A FRONTEIRA LESTE DA UNIÃO EUROPEIA


          Desde a queda da cortina de ferro na Europa que a UE tem vindo a expandir-se para Leste com a sucessiva integração dos antigos países satélites da U.R.S.S. que, passados os respectivos períodos transitórios de adesão, são hoje membros de pleno direito da União europeia. Quer isto dizer que a fronteira oriental da União europeia tem vindo a deslocar-se progressivamente em direcção à Russia, existindo hoje apenas a Ucrânia a separar os dois blocos.
          Independente desde o sec. X, a Ucrânia foi um país permanentemente cobiçado pelos seus vizinhos, tendo sido sucessivamente ocupada pela Polónia e pela Russia e tendo inclusivamente sido partilhada entre estes seus dois vizinhos durante parte do sec. XVII.  Dada a sua enorme extensão territorial e a fertilidade dos seus solos foi considerada nessa altura como o celeiro da Europa. Após a revolução russa de 1917 e o declinio da Polónia, a Ucrânia foi integrada na União das republicas socialistas soviéticas como um Estado federado. Foi ocupada pela Alemanha durante a 2ª Guerra mundial e novamente integrada na URSS no final da guerra. Na sequência do desmembramento da União sovietica em 1989 foi proclamada de novo a independencia do país, ratificada por um referendo popular em 1991, que obteve 90% dos votos populares. A Russia, não tendo querido cortar completamente os laços de dependencia com a Ucrânia, integrou-a na C.E.I. (Comunidade de Estados Independentes) para assim continuar a exercer influência no antigo Estado membro da extinta União soviética. Na sequência da Revolução laranja de 2005, que impôs a democracia de tipo ocidental na Ucrânia,  verificou-se de novo uma tensão nas relações entre a Russia e a Ucrânia. Dessa tensão resultou a queda do governo de Julia Timoschenko (apoiada pela UE) e a instalação de um governo pró-russo na Ucrânia a partir de 2006.

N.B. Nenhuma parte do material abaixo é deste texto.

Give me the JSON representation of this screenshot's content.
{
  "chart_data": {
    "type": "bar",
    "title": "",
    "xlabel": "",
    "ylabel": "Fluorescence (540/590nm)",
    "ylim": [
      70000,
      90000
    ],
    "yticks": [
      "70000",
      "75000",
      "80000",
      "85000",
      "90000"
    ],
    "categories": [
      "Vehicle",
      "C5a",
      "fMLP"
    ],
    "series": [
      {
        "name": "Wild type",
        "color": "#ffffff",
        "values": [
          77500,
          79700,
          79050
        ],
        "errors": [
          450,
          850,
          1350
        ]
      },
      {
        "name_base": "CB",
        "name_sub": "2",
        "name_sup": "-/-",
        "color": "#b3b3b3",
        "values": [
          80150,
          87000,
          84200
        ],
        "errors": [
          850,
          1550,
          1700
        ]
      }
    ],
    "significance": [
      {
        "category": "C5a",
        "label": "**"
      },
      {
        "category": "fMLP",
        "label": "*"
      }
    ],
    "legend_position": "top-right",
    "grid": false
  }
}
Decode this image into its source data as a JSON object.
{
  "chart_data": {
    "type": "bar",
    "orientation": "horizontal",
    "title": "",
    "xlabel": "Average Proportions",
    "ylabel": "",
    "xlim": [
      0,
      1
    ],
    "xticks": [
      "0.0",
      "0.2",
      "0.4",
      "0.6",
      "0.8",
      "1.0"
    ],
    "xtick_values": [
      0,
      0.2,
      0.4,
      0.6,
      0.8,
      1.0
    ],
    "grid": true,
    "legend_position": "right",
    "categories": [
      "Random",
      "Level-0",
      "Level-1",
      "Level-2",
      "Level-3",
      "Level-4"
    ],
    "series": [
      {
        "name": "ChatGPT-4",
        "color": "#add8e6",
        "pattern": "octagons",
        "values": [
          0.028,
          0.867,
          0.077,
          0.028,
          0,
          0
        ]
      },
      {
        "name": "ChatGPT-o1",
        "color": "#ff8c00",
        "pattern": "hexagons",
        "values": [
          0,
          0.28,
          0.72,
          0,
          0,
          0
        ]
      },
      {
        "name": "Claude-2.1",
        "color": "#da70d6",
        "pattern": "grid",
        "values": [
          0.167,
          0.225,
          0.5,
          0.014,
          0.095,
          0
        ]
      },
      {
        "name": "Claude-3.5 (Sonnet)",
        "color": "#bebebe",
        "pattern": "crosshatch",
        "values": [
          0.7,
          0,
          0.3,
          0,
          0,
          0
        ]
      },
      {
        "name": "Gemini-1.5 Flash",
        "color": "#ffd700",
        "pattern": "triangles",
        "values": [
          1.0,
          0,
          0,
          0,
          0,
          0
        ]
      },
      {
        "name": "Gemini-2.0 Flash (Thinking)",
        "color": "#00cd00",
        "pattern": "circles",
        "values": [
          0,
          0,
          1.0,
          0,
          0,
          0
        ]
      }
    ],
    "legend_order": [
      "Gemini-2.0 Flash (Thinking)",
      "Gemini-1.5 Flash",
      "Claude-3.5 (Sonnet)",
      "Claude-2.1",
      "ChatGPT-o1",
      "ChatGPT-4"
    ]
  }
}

          O interesse russo na Ucrânia resulta hoje de dois factores estratégicos que são: o controle do gasoduto que atravessa o país transportando o gáz russo para a Europa central, nomeadamente para a Alemanha que dele essencialmente depende (o presidente da importante empresa estatal russa monopolizadora do gáz russo - a Gazprom -  é nem mais nem menos do que o antigo Chanceler alemão Gerard Schroeder) e a manutenção do controle sobre a região autónoma da Crimeia (a sul do país) que confronta com o mar Negro onde está a cidade de Sebastopol, importante base naval russa, sede da esquadra naval russa do Mar Negro. A população da região é de origem maioritariamente eslava, sendo por isso pró-russa. A Crimeia foi território russo até ao fim da 2ª GG quando Kruchev a cedeu à Ucrânia (nessa altura uma republica soviética). Por aqui se pode ver o interesse vital para a Russia em manter o controle da Ucrânia através de um governo pró-russo. Os recentes acontecimentos sangrentos ocorridos na Ucrânia não são assim mais do que a manifestação da vontade da maioria da população ucraniana (2/3 da população não são de origem eslava) no retorno a uma democracia representativa de tipo ocidental que possa levar a Ucrânia a fazer parte da União europeia. Aos russos de Putin não interessa pois que a Ucrânia caia na zona de influência da UE.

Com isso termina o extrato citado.